Cabeza-Gil Iulen, Ruggeri Marco, Chang Yu-Cherng, Calvo Begoña, Manns Fabrice
Aragón Institute of Engineering Research (i3A), University of Zaragoza, Zaragoza, Spain.
Ophthalmic Biophysics Center, Bascom Palmer Eye Institute, University of Miami Miller School of Medicine, Miami, FL, USA.
Biomed Opt Express. 2022 Apr 21;13(5):2810-2823. doi: 10.1364/BOE.455661. eCollection 2022 May 1.

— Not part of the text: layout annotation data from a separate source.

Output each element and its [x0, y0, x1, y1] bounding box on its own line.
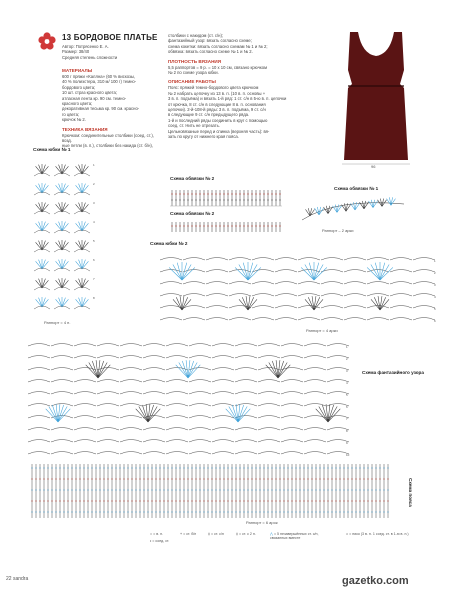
skirt-scheme-1-chart — [30, 156, 98, 316]
svg-text:5: 5 — [346, 393, 348, 397]
skirt-scheme-2-rapport: Раппорт = 4 арки — [306, 328, 338, 333]
work-text — [168, 85, 328, 139]
materials-line: 40 % полиэстера, 310 м/ 100 г) темно- — [62, 79, 137, 85]
belt-scheme-chart — [28, 462, 404, 528]
svg-text:6: 6 — [93, 258, 95, 262]
svg-text:8: 8 — [93, 296, 95, 300]
materials-line: крючок № 2. — [62, 117, 86, 123]
page-number: 22 sandra — [6, 576, 29, 582]
materials-section — [62, 68, 162, 149]
description-column — [168, 33, 328, 140]
density-text — [168, 65, 328, 76]
edge-scheme-1-label: Схема обвязки № 1 — [334, 186, 379, 191]
work-line: в следующие 9 ст. с/н предыдущего ряда. — [168, 112, 250, 118]
edge-scheme-1-rapport: Раппорт – 2 арки — [322, 228, 354, 233]
work-line: зать по кругу от нижнего края пояса. — [168, 134, 239, 140]
flower-logo-icon — [38, 32, 56, 50]
legend-item-cluster: ⋀ = 5 незавершённых ст. с/н, связанных вместе — [270, 532, 319, 541]
materials-line: декоративная тесьма кр. 90 см. красно- — [62, 106, 140, 112]
svg-text:2: 2 — [434, 271, 436, 275]
dress-width-label: 96 — [371, 164, 376, 169]
belt-edge-chart — [170, 220, 282, 236]
belt-scheme-label-text: Схема пояса — [408, 478, 413, 507]
legend-item-dc: ‡ = ст. с/н — [208, 532, 224, 536]
svg-text:2: 2 — [346, 357, 348, 361]
skirt-scheme-2-label: Схема юбки № 2 — [150, 241, 188, 246]
technique-text — [62, 133, 162, 149]
svg-text:4: 4 — [93, 220, 95, 224]
intro-line: фантазийный узор: вязать согласно схеме; — [168, 38, 252, 44]
svg-text:1: 1 — [93, 163, 95, 167]
fancy-scheme-label: Схема фантазийного узора — [362, 370, 424, 375]
materials-line: 10 шт. страз красного цвета; — [62, 90, 117, 96]
technique-heading: ТЕХНИКА ВЯЗАНИЯ — [62, 126, 108, 132]
description-intro — [168, 33, 328, 55]
svg-text:3: 3 — [93, 201, 95, 205]
svg-text:4: 4 — [434, 295, 436, 299]
article-title — [62, 33, 158, 42]
meta-block — [62, 44, 162, 60]
materials-heading: МАТЕРИАЛЫ — [62, 68, 93, 73]
fancy-scheme-chart — [28, 338, 354, 462]
work-line: № 2 набрать цепочку из 13 в. п. (10 в. п. основы + — [168, 90, 266, 96]
materials-line: атласная лента кр. 90 см. темно- — [62, 95, 127, 101]
work-heading: ОПИСАНИЕ РАБОТЫ — [168, 79, 216, 85]
svg-text:10: 10 — [346, 453, 350, 457]
legend-item-slip: • = соед. ст. — [150, 539, 170, 543]
density-line: 5,5 раппортов = 9 р. = 10 х 10 см, связано крючком — [168, 64, 267, 70]
work-line: 3 в. п. подъёма) и вязать 1-й ряд: 1 ст. с/н в 5-ю в. п. цепочки — [168, 96, 287, 102]
svg-text:3: 3 — [434, 283, 436, 287]
author: Автор: Потрясенко Е. А. — [62, 44, 109, 49]
svg-text:4: 4 — [346, 381, 348, 385]
work-line: от крючка, 8 ст. с/н в следующие 8 в. п. основания — [168, 101, 266, 107]
brand-watermark: gazetko.com — [342, 575, 409, 587]
svg-text:8: 8 — [346, 429, 348, 433]
work-line: Цельновязаные перед и спинка (верхняя часть): вя- — [168, 128, 270, 134]
density-heading: ПЛОТНОСТЬ ВЯЗАНИЯ — [168, 58, 222, 64]
svg-text:9: 9 — [346, 441, 348, 445]
size: Размер: 38/40 — [62, 49, 90, 55]
materials-list — [62, 74, 162, 123]
svg-text:7: 7 — [93, 277, 95, 281]
belt-edge-label: Схема обвязки № 2 — [170, 211, 215, 216]
materials-line: 600 г пряжи «Каллна» (60 % вискозы, — [62, 74, 136, 79]
legend — [150, 530, 420, 552]
svg-text:6: 6 — [346, 405, 348, 409]
svg-text:5: 5 — [434, 307, 436, 311]
work-line: цепочки). 2-й-108-й ряды: 3 в. п. подъёма, 9 ст. с/н — [168, 107, 266, 113]
materials-line: бордового цвета; — [62, 84, 96, 90]
article-number: 13 — [62, 33, 72, 42]
svg-text:2: 2 — [93, 182, 95, 186]
legend-item-picot: ⌂ = пико (3 в. п. 1 соед. ст. в 1-ю в. п.) — [346, 532, 409, 536]
intro-line: столбики с накидом (ст. с/н); — [168, 33, 223, 38]
legend-item-chain: ○ = в. п. — [150, 532, 164, 536]
svg-text:3: 3 — [346, 369, 348, 373]
work-line: 1-й и последний ряды соединить в круг с помощью — [168, 117, 268, 123]
materials-line: красного цвета; — [62, 101, 93, 107]
intro-line: схема кокетки: вязать согласно схемам № 1 и № 2; — [168, 43, 268, 49]
edge-scheme-2-label: Схема обвязки № 2 — [170, 176, 215, 181]
technique-line: Крючком: соединительные столбики (соед. ст.), возд. — [62, 132, 154, 144]
technique-line: ные петли (в. п.), столбики без накида (ст. б/н), — [62, 143, 153, 149]
skirt-scheme-1-rapport: Раппорт = 4 п. — [44, 320, 71, 325]
density-line: № 2 по схеме узора юбки. — [168, 70, 219, 76]
fancy-rapport: Раппорт = 6 арок — [246, 520, 278, 525]
difficulty: Средняя степень сложности — [62, 54, 118, 60]
materials-line: го цвета; — [62, 111, 80, 117]
work-line: Пояс: пряжей темно-бордового цвета крючком — [168, 85, 259, 91]
svg-text:5: 5 — [93, 239, 95, 243]
skirt-scheme-1-label: Схема юбки № 1 — [33, 147, 71, 152]
legend-item-sc: + = ст. б/н — [180, 532, 197, 536]
dress-schematic — [338, 30, 414, 172]
work-line: соед. ст. Нить не отрезать. — [168, 123, 220, 129]
skirt-scheme-2-chart — [160, 250, 440, 326]
intro-line: обвязка: вязать согласно схеме № 1 и № 2. — [168, 49, 253, 55]
svg-text:1: 1 — [346, 345, 348, 349]
svg-text:1: 1 — [434, 259, 436, 263]
svg-text:6: 6 — [434, 319, 436, 323]
svg-text:7: 7 — [346, 417, 348, 421]
article-title-text: БОРДОВОЕ ПЛАТЬЕ — [73, 33, 158, 42]
legend-item-tr: ‡ = ст. с 2 н. — [236, 532, 256, 536]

Quantifying shape changes in the ciliary muscle during accommodation is essential in understanding the potential role of the ciliary muscle in presbyopia. The ciliary muscle can be imaged using OCT but quantifying the ciliary muscle shape from these images has been challenging both due to the low contrast of the images at the apex of the ciliary muscle and the tedious work of segmenting the ciliary muscle shape. We present an automatic-segmentation tool for OCT images of the ciliary muscle using fully convolutional networks. A study using a dataset of 1,039 images shows that the trained fully convolutional network can successfully segment ciliary muscle images and quantify ciliary muscle thickness changes during accommodation. The study also shows that EfficientNet outperforms other current backbones of the literature.
量化调节过程中睫状肌的形状变化对于理解睫状肌在老花眼中的潜在作用至关重要。可以使用光学相干断层扫描(OCT)对睫状肌进行成像,但由于睫状肌顶端图像的对比度较低以及分割睫状肌形状的繁琐工作,从这些图像中量化睫状肌形状一直具有挑战性。我们提出了一种使用全卷积网络的睫状肌OCT图像自动分割工具。一项使用1039幅图像数据集的研究表明,经过训练的全卷积网络可以成功分割睫状肌图像并量化调节过程中睫状肌厚度的变化。该研究还表明,EfficientNet优于文献中其他当前的骨干网络。